“I have a hard time making friends at school.”
“I feel like the kids don’t like me and they don’t want to talk to me.”
“Most people think I am dumb, and they don’t want to get to know me.”
“I’ve said some things out of impulse and now everyone is gossiping about me around school.”
I’ve heard statements like this repeatedly from kids and teens who have been diagnosed with ADHD. The sad truth is that many of these kids are not exaggerating when it comes to their struggles with social engagement. For those who struggle with ADHD, getting to know people and forming healthy relationships can be extremely hard to do.
Why does this happen, you may ask? To put it simply, ADHD affects human growth and development of the brain. This does not mean that ADHD individuals are lacking in intelligence due to that delayed development. This just means that they grow and develop mentally and emotionally at a slower rate than their Neurotypical counterparts. This slow growth affects how these individuals interact with other people socially and how they form relationships.
Now you may be wondering:
- But why is it so difficult for my friend or loved one with ADHD to understand what I’m saying?
- Why do they keep forgetting to do what I’ve asked them to do?
- Why do they say cruel things to me?
While a blog post may not explain the entirety of what goes on in an ADHD individual’s mind, it can help with clearing up some problems that many people tend to face socially when they have this disorder.
The first challenge that many people with ADHD face is understanding social graces. This is mainly because in social dynamics what is seen as acceptable is constantly changing. For the ADHD individual, they struggle with keeping up with unspoken rules in social situations and are often fumbling around with finding people who do not mind being around them as a person. Additionally, ADHD individuals may not always be able to read emotional or facial cues that another person may be sending due to their minds constantly being distracted by other things that they deem is equally important. This can lead to the individual being seen as aloof and uncaring when in reality they are trying to gather as much information about the situation as possible.
Secondly, impulsivity can also be a challenge socially. Many ADHD individuals often interrupt others in the middle of conversations or do things that are undesired because of their impulsivity (i.e., a kiddo getting up and leaving a conversation because the topic is not interesting, etc.). There is also the constant physical movement that can be very distracting for other people trying to interact with said individual. Finally, there is the emotional impulsivity that can make conversations or social interactions difficult in the sense that many people feel like they must “tiptoe around” their friend or their loved one to avoid a negative outburst (i.e., the individual who cries whenever their friends tell them something difficult).

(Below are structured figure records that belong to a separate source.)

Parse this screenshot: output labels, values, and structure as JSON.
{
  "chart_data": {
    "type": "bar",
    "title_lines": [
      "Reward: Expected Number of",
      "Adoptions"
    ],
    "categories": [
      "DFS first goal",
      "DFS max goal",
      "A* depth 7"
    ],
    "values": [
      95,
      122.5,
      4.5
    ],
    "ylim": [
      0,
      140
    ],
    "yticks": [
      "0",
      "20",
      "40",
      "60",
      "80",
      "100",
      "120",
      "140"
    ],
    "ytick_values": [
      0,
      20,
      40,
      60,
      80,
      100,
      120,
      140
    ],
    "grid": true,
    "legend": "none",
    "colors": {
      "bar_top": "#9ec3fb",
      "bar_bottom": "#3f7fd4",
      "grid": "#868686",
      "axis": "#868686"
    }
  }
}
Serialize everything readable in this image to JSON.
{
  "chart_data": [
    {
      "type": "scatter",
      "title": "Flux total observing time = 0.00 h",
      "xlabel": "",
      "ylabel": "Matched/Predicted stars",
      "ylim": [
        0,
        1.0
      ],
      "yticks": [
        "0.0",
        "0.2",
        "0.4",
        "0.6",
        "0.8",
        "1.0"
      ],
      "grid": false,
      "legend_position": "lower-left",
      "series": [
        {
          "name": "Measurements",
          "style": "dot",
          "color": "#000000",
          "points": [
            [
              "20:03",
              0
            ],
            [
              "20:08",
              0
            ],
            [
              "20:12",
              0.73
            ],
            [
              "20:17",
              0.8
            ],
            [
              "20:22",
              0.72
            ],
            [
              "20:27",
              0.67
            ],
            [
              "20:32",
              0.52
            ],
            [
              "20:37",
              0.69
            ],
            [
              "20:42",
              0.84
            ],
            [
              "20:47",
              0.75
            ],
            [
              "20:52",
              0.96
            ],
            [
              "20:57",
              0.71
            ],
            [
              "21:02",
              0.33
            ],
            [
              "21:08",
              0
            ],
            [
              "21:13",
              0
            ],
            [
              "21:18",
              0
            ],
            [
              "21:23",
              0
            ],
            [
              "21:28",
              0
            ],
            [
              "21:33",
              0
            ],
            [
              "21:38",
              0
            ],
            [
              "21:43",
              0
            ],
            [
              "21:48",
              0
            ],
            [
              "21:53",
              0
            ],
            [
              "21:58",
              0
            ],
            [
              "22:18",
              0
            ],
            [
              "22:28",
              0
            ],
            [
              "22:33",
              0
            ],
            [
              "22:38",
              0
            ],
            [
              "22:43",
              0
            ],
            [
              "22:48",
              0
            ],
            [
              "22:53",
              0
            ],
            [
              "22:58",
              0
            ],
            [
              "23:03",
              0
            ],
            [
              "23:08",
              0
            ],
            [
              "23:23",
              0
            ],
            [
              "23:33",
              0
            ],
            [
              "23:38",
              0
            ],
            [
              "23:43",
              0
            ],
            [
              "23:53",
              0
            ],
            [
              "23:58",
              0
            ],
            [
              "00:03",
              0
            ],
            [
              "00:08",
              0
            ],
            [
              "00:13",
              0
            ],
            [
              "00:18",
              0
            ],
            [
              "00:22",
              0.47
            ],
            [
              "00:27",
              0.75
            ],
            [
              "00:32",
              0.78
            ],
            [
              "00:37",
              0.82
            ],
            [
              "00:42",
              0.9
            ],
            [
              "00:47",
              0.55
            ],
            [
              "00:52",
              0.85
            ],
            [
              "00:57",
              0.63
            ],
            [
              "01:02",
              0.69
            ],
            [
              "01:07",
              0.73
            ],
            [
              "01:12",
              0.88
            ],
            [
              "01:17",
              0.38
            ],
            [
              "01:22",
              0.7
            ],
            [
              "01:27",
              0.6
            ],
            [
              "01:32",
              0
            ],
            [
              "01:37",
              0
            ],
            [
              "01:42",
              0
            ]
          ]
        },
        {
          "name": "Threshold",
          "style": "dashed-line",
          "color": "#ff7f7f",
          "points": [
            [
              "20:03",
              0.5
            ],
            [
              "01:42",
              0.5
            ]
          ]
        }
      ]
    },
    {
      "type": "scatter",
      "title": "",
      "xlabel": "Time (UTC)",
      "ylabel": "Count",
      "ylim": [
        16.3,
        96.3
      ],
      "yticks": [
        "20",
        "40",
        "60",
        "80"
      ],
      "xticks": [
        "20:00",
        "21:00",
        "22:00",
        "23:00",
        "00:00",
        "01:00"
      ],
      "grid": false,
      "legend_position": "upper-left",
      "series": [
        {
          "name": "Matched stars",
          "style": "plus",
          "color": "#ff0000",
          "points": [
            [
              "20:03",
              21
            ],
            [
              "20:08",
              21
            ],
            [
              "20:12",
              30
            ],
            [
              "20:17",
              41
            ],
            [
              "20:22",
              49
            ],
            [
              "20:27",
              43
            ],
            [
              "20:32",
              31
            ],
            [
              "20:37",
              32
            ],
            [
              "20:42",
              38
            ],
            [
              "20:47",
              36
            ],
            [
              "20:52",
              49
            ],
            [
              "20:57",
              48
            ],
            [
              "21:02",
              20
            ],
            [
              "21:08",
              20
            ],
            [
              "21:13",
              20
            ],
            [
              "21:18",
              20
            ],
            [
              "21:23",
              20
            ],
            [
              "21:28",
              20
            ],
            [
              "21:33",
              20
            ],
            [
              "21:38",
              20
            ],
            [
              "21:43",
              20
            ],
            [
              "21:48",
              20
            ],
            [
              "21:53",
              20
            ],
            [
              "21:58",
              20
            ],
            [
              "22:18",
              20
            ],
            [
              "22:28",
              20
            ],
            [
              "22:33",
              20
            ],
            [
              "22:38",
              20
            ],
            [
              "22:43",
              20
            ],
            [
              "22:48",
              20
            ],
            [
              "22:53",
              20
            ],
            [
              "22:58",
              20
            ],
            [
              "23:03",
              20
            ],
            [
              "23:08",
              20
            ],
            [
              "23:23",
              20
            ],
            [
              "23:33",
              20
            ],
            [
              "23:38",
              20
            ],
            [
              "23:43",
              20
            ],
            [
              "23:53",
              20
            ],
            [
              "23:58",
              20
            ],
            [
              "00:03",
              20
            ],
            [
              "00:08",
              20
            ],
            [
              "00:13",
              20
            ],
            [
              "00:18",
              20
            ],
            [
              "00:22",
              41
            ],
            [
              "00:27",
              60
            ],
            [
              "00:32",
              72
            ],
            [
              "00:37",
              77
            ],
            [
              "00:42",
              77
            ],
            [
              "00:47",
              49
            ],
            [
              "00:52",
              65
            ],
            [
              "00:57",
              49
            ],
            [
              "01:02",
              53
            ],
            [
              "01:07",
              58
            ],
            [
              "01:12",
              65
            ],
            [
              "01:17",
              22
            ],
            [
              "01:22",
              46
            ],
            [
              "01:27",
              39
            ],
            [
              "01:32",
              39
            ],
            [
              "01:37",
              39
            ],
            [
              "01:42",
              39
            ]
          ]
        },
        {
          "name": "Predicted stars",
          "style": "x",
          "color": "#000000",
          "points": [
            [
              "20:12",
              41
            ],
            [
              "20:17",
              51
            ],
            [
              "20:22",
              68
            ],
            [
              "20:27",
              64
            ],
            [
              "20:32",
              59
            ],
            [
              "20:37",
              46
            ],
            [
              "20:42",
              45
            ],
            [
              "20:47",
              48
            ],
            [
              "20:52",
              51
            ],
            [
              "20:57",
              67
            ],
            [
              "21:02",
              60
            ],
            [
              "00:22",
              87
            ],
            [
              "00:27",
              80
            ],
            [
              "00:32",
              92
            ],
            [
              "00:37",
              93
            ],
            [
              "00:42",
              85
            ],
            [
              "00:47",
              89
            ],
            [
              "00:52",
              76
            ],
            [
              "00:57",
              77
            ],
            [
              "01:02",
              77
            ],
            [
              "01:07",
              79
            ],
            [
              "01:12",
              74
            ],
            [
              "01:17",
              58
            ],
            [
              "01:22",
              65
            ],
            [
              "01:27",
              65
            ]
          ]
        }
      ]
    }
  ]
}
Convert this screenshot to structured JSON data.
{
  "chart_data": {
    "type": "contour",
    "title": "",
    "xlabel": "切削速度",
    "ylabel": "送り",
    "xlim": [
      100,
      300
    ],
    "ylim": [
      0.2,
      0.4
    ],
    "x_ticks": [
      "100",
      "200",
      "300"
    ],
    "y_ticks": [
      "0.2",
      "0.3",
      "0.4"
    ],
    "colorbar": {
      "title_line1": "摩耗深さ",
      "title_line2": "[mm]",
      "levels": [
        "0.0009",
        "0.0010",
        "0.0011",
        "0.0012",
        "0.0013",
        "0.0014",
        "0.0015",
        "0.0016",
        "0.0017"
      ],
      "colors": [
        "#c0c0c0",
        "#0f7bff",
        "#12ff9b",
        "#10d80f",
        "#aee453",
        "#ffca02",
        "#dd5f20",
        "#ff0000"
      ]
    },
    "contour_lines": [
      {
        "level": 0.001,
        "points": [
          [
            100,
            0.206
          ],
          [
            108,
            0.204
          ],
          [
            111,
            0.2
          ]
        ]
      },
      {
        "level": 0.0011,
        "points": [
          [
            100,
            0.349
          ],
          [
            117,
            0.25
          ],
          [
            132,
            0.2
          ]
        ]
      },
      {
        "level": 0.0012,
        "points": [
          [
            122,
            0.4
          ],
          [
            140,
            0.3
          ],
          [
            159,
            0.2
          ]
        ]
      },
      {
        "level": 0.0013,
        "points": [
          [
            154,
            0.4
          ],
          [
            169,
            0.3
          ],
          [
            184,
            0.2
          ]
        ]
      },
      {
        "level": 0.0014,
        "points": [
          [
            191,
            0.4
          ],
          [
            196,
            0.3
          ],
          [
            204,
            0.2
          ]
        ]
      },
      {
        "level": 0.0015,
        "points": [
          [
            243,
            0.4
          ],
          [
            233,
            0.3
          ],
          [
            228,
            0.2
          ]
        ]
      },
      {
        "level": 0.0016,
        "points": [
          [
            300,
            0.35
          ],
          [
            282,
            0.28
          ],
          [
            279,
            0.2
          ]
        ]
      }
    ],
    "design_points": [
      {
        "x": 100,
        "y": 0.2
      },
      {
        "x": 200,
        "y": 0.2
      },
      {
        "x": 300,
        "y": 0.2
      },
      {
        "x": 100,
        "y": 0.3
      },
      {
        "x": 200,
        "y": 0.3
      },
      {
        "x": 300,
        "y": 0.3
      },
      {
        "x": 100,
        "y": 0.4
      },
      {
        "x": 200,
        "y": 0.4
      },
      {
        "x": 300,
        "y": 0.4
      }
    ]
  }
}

Thirdly, there is the short-term memory deficiency that tends to make interacting with ADHD individuals difficult. Parents, teachers, and siblings who are neurotypical tend to have a tough time with this particular challenge because it tends to give off the impression that the individual who has this problem does not care enough about them to remember things that are important. This couldn’t be further from the truth. ADHD is a condition that affects the part of the brain that is responsible for executive functioning, one of them being working memory. Because ADHD is very much in overdrive, it makes forming and cementing short term memories difficult. This is why an ADHD individual tends to forget things very easily because their brains are trying to soak up as much information as possible and they aren’t focusing on the most important thing in that moment.
Finally, there is a strong black and white thinking pattern that tends to come up for individuals with ADHD. While an ADHD individual’s viewpoints and thinking may not be as rigid as someone with Autism, it can cause difficulty when relating to others because it does not allow room for other options or even taking in all sides of a situation. ADHD kids tend to struggle a lot with the concept of problem solving because they tend to get stuck on one or two options that they really want but may not work. When an individual is rigid in their thought patterns, it makes it difficult to relate to them because they are not willing to be flexible when it comes to solving problems or even when it comes to trying new things in the relationship.
While ADHD individuals may struggle with relationships, it does not mean that they can’t relate. We as family members, caregivers, and friends must be willing to try and understand the people with ADHD in our lives and try to challenge them in ways that help them grow and overcome these difficulties. But before we can challenge ourselves, we must be willing to accept the fact that this is a condition that never goes away, and it does come with its share of struggles. However, ADHD is only a part of that whole person, and it should not be our only focus. We must be willing to accept that individual as they are no matter what the difficulty may be.